Currently, the stock market is in a pathetic situation. Markets have become stagnant and trade in a narrow range. Sometimes, on getting news of some event, the market becomes highly volatile and individual stocks show very erratic movements which is due to the lack of depth in the market. The stagnancy in the market is the result of lack of many of market participants like traders, jobbers as well as speculators, who have either deserted the market or are unwilling to initiate trades due to excessive transaction costs. Even arbitrageurs are finding it difficult to use any opportunity, since the costs of transaction are greater than the arbitrage difference. The combined effect of all these is that the investors, especially small investors, are unable to get proper prices to buy/sell their investments, which in turn has resulted in increased impact costs for them.

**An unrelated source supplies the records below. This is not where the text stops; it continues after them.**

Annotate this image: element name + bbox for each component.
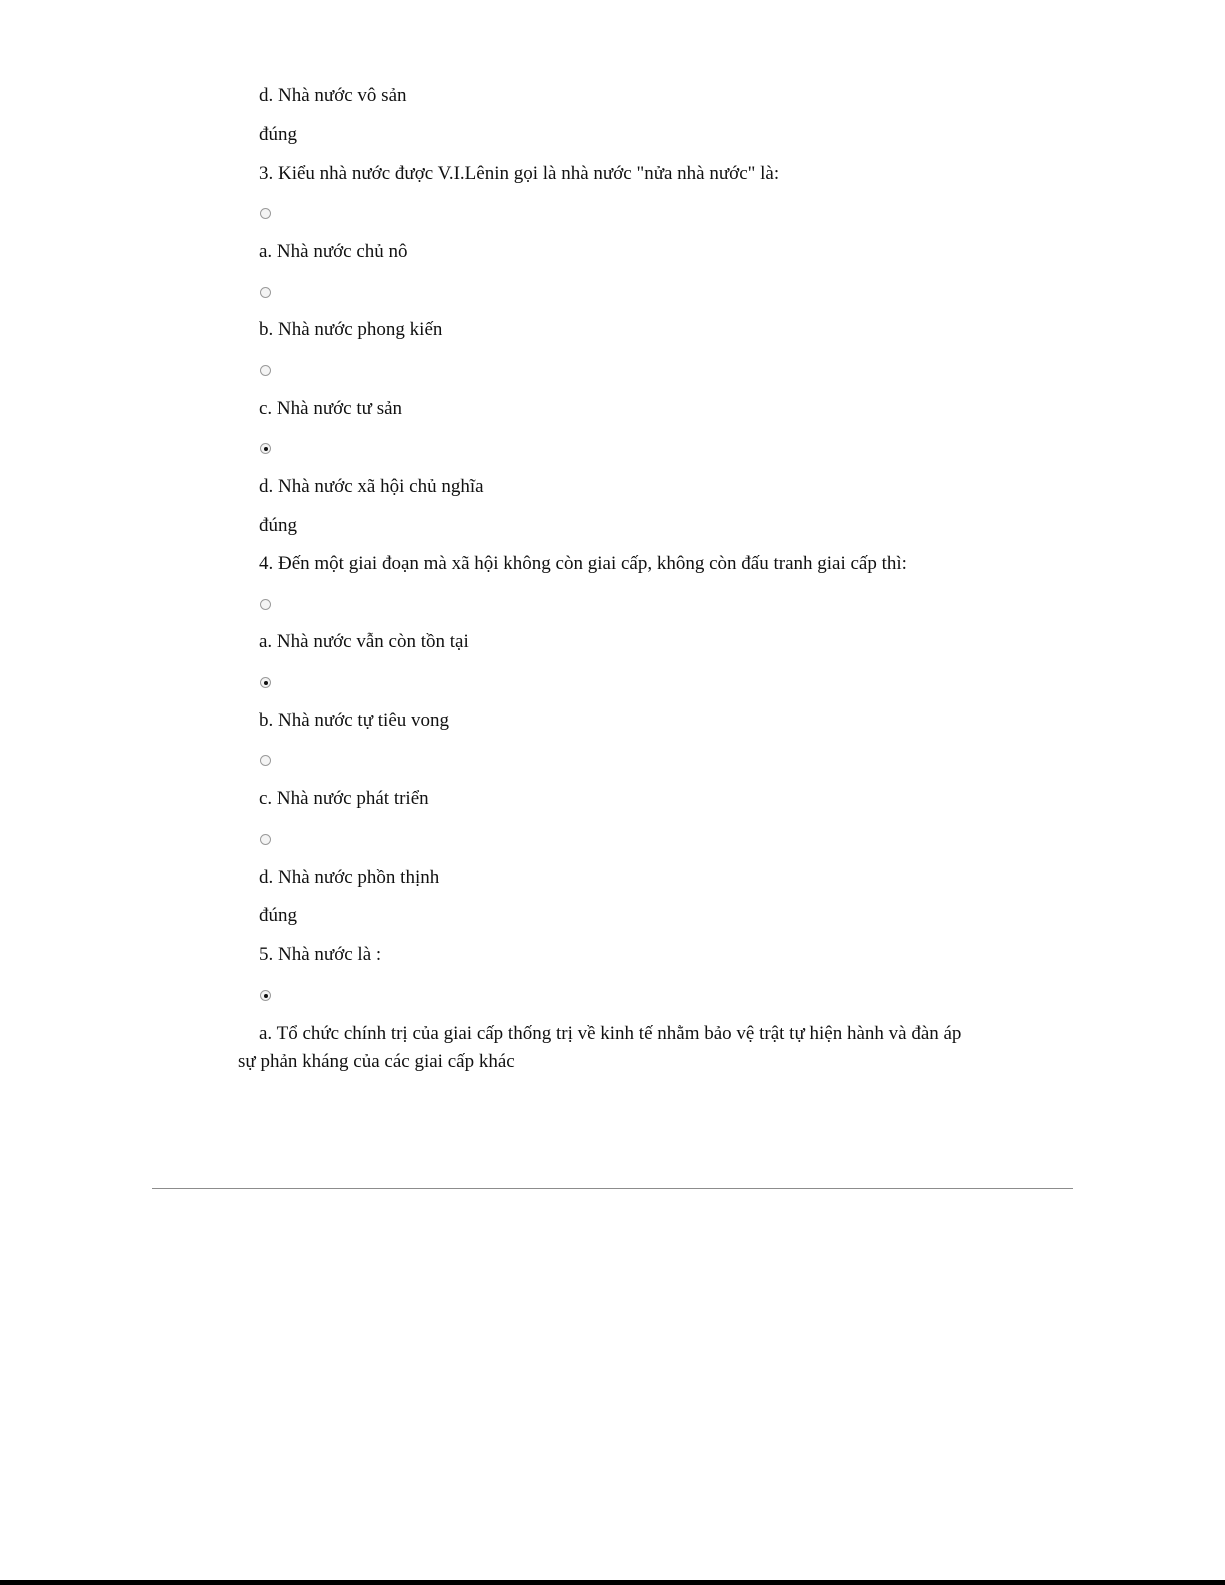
q3-radio-c[interactable] (260, 365, 271, 376)
page-bottom-edge (0, 1580, 1225, 1585)
q4-radio-a[interactable] (260, 599, 271, 610)
q3-option-b: b. Nhà nước phong kiến (259, 319, 443, 340)
q3-radio-a[interactable] (260, 208, 271, 219)
q4-option-b: b. Nhà nước tự tiêu vong (259, 710, 449, 731)
q3-option-d: d. Nhà nước xã hội chủ nghĩa (259, 476, 484, 497)
q3-question: 3. Kiểu nhà nước được V.I.Lênin gọi là nhà nước "nửa nhà nước" là: (259, 163, 780, 184)
q4-result: đúng (259, 905, 297, 926)
q4-radio-d[interactable] (260, 834, 271, 845)
q5-question: 5. Nhà nước là : (259, 944, 382, 965)
q4-option-c: c. Nhà nước phát triển (259, 788, 429, 809)
q5-radio-a[interactable] (260, 990, 271, 1001)
q5-option-a-line1: a. Tổ chức chính trị của giai cấp thống trị về kinh tế nhằm bảo vệ trật tự hiện hành và đàn áp (259, 1023, 962, 1044)
q2-result: đúng (259, 124, 297, 145)
q4-question: 4. Đến một giai đoạn mà xã hội không còn giai cấp, không còn đấu tranh giai cấp thì: (259, 553, 907, 574)
q4-option-d: d. Nhà nước phồn thịnh (259, 867, 440, 888)
q4-option-a: a. Nhà nước vẫn còn tồn tại (259, 631, 469, 652)
q3-radio-b[interactable] (260, 287, 271, 298)
q3-result: đúng (259, 515, 297, 536)
page-divider (152, 1188, 1073, 1189)
q3-radio-d[interactable] (260, 443, 271, 454)
q4-radio-b[interactable] (260, 677, 271, 688)
q2-option-d: d. Nhà nước vô sản (259, 85, 407, 106)
q4-radio-c[interactable] (260, 755, 271, 766)
q3-option-c: c. Nhà nước tư sản (259, 398, 403, 419)
q5-option-a-line2: sự phản kháng của các giai cấp khác (238, 1051, 515, 1072)
q3-option-a: a. Nhà nước chủ nô (259, 241, 408, 262)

Earlier, when the transaction costs were not so high, there was room for every market participant to function in the market and trade without restraint of prohibitive costs. However, with the introduction of the Securities Transaction Tax (STT), the costs have escalated to such a level that it has become difficult for the market participants to survive. They desist from entering into transactions due to entry level tax (STT, which is levied at the time of transaction) and thus, overall market liquidity, volume and depth have been impacted adversely.

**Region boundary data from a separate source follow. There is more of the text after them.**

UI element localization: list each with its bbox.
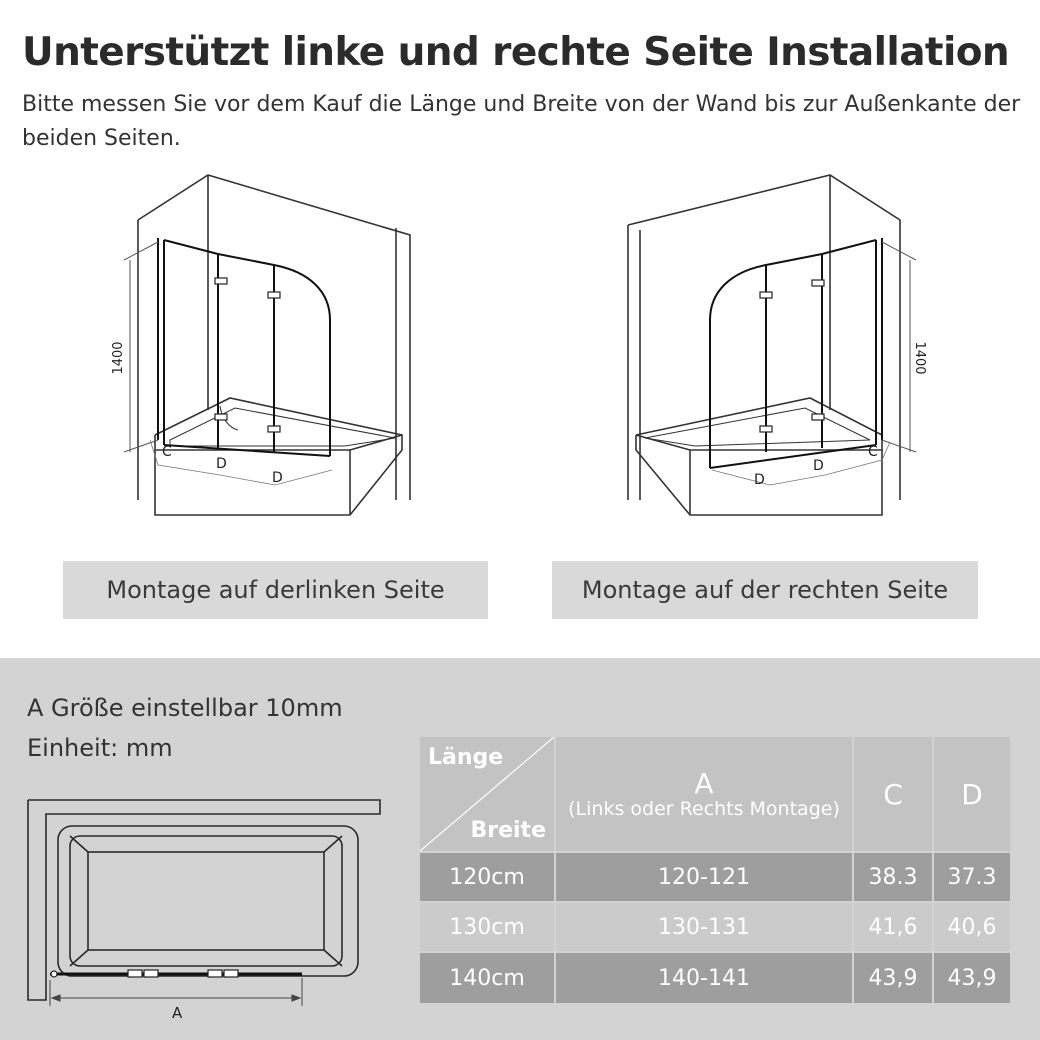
column-header-c: C: [854, 737, 932, 851]
table-cell-d: 37.3: [934, 853, 1010, 901]
corner-laenge: Länge: [428, 745, 504, 770]
right-panel-label-c: C: [868, 444, 878, 460]
column-a-title: A: [694, 766, 714, 800]
caption-left-installation: Montage auf derlinken Seite: [63, 561, 488, 619]
right-panel-label-d1: D: [754, 472, 765, 488]
table-cell-a: 130-131: [556, 903, 852, 951]
table-cell-d: 40,6: [934, 903, 1010, 951]
left-installation-drawing: [110, 170, 420, 530]
right-height-label: 1400: [912, 341, 927, 375]
left-panel-label-d2: D: [272, 470, 283, 486]
table-cell-breite: 130cm: [420, 903, 554, 951]
right-installation-drawing: [620, 170, 930, 530]
table-cell-c: 38.3: [854, 853, 932, 901]
caption-right-installation: Montage auf der rechten Seite: [552, 561, 978, 619]
page-subtitle: Bitte messen Sie vor dem Kauf die Länge und Breite von der Wand bis zur Außenkante der beiden Seiten.: [22, 92, 1021, 151]
top-view-plan-drawing: [20, 790, 390, 1034]
plan-dimension-a-label: A: [172, 1004, 183, 1022]
table-cell-breite: 140cm: [420, 953, 554, 1003]
table-corner-cell: [420, 737, 554, 851]
column-header-d: D: [934, 737, 1010, 851]
info-unit: Einheit: mm: [27, 734, 173, 762]
table-cell-a: 120-121: [556, 853, 852, 901]
left-panel-label-c: C: [162, 444, 172, 460]
info-adjustable: A Größe einstellbar 10mm: [27, 694, 343, 722]
table-cell-c: 43,9: [854, 953, 932, 1003]
table-cell-d: 43,9: [934, 953, 1010, 1003]
corner-breite: Breite: [470, 818, 546, 843]
column-a-subtitle: (Links oder Rechts Montage): [568, 797, 840, 820]
table-cell-a: 140-141: [556, 953, 852, 1003]
right-panel-label-d2: D: [813, 458, 824, 474]
left-panel-label-d1: D: [216, 456, 227, 472]
table-cell-breite: 120cm: [420, 853, 554, 901]
size-table: [420, 737, 1010, 1003]
column-header-a: [556, 737, 852, 851]
left-height-label: 1400: [111, 341, 126, 375]
page-title: Unterstützt linke und rechte Seite Installation: [22, 30, 1010, 75]
table-cell-c: 41,6: [854, 903, 932, 951]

It was announced in the budget speech that the STT is introduced to avoid the differential tax treatment meted out to capital gains. So, only those investors (actually, bigheads like promoters, FIIs, etc.) whose income from share transactions is taxed as “Capital Gains” are benefited by the imposition of STT with favourable tax treatment whereas, a majority of the market participants like speculators, jobbers, traders, hedgers, arbitrageurs who have income from share transactions which is taxable as “Business Income”, under the head “Profits and Gains of Business or Profession” are left high and dry without any tax benefit on such income, despite the transactions entered into by them also bear the charge of STT.

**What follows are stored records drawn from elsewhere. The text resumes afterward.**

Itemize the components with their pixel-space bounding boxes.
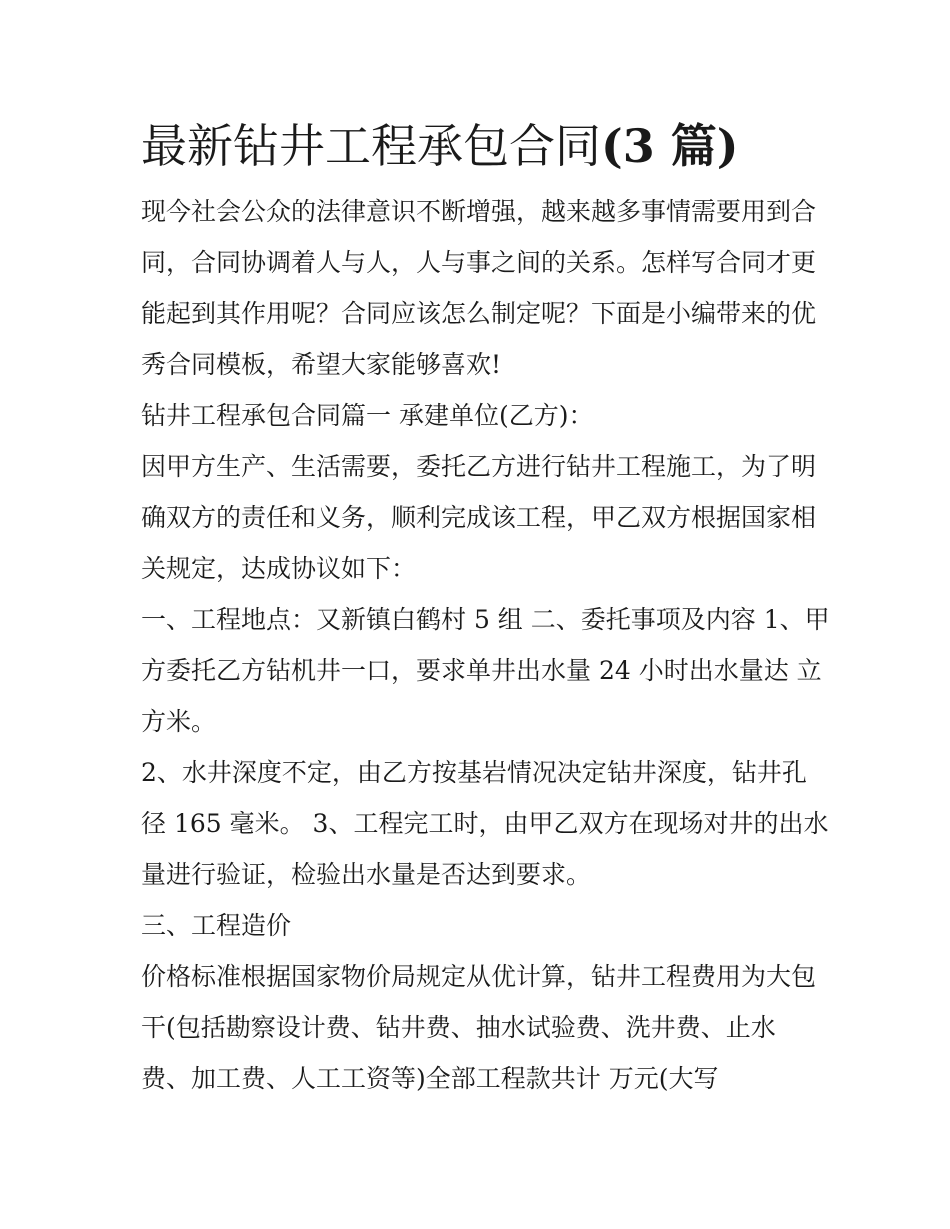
title-suffix: (3 篇) — [601, 119, 739, 173]
document-page — [141, 110, 830, 1104]
text-line: 方委托乙方钻机井一口，要求单井出水量 24 小时出水量达 立 — [141, 656, 822, 685]
text-line: 一、工程地点：又新镇白鹤村 5 组 二、委托事项及内容 1、甲 — [141, 605, 830, 634]
text-line: 因甲方生产、生活需要，委托乙方进行钻井工程施工，为了明 — [141, 452, 817, 481]
text-line: 现今社会公众的法律意识不断增强，越来越多事情需要用到合 — [141, 197, 817, 226]
document-title — [141, 110, 821, 182]
text-line: 能起到其作用呢？合同应该怎么制定呢？下面是小编带来的优 — [141, 299, 817, 328]
text-line: 干(包括勘察设计费、钻井费、抽水试验费、洗井费、止水 — [141, 1013, 776, 1042]
text-line: 方米。 — [141, 707, 217, 736]
text-line: 径 165 毫米。 3、工程完工时，由甲乙双方在现场对井的出水 — [141, 809, 829, 838]
text-line: 费、加工费、人工工资等)全部工程款共计 万元(大写 — [141, 1064, 719, 1093]
text-line: 2、水井深度不定，由乙方按基岩情况决定钻井深度，钻井孔 — [141, 758, 807, 787]
section-heading-cost: 三、工程造价 — [141, 911, 292, 940]
text-line: 量进行验证，检验出水量是否达到要求。 — [141, 860, 592, 889]
text-line: 关规定，达成协议如下： — [141, 554, 417, 583]
text-line: 秀合同模板，希望大家能够喜欢! — [141, 350, 502, 379]
section-heading-contract-one: 钻井工程承包合同篇一 承建单位(乙方)： — [141, 401, 594, 430]
text-line: 确双方的责任和义务，顺利完成该工程，甲乙双方根据国家相 — [141, 503, 817, 532]
title-main: 最新钻井工程承包合同 — [141, 119, 601, 173]
text-line: 价格标准根据国家物价局规定从优计算，钻井工程费用为大包 — [141, 962, 817, 991]
text-line: 同，合同协调着人与人，人与事之间的关系。怎样写合同才更 — [141, 248, 817, 277]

Let us understand the above with the help of an example, when two identical transactions in shares are executed – one by an investor and another by other market participant, say, a jobber. At first stage, both of them will be charged STT on the transactions executed. However, the income of the investor from that transaction will be exempt from tax thereafter, whereas, the income of the jobber will be taxed again at regular rates. Thus, the market participants have been subjected to double taxation and meted out a stepmotherly treatment under the STT regime. If the favourable treatment is granted only to “Capital Gains” income, then only those transactions pertaining to the income taxable under the head “Capital Gains” should have been subjected to the STT and all other transactions should have been exempted from the STT. Doing otherwise not only impacts the market participants adversely, but also violates “principle of natural justice” and “law of equity”.

Although initially, some relief was granted in the form of tax rebate, the same was discontinued without assigning any reasons whatsoever. Ultimately, the new scheme of taxation on securities transactions has miserably failed to bring win-win situation for all. It has only helped the FIIs, promoters and to an extent, a small class of investors at the cost of all other market participants, who are also equally important for the functioning of the stock market. Slowly and steadily, market participants are drifting away from the stock market which in the long run, has impaired the proper functioning of the stock markets.

To remedy the situation and help the market participants survive, it is suggested to grant proper tax treatment to the market participants, keeping in view the legal principles of natural justice and equity. This can be achieved by segregating the stock market transactions into “taxable transactions” and “exempt transactions” based on whether the order is a “client type/Institution ID” or “Trd category” (i.e trading category). Alternatively, the rebate allowed earlier u/s. 88 E may be restored.

This will ensure that there is no undue high trading costs to the market participants.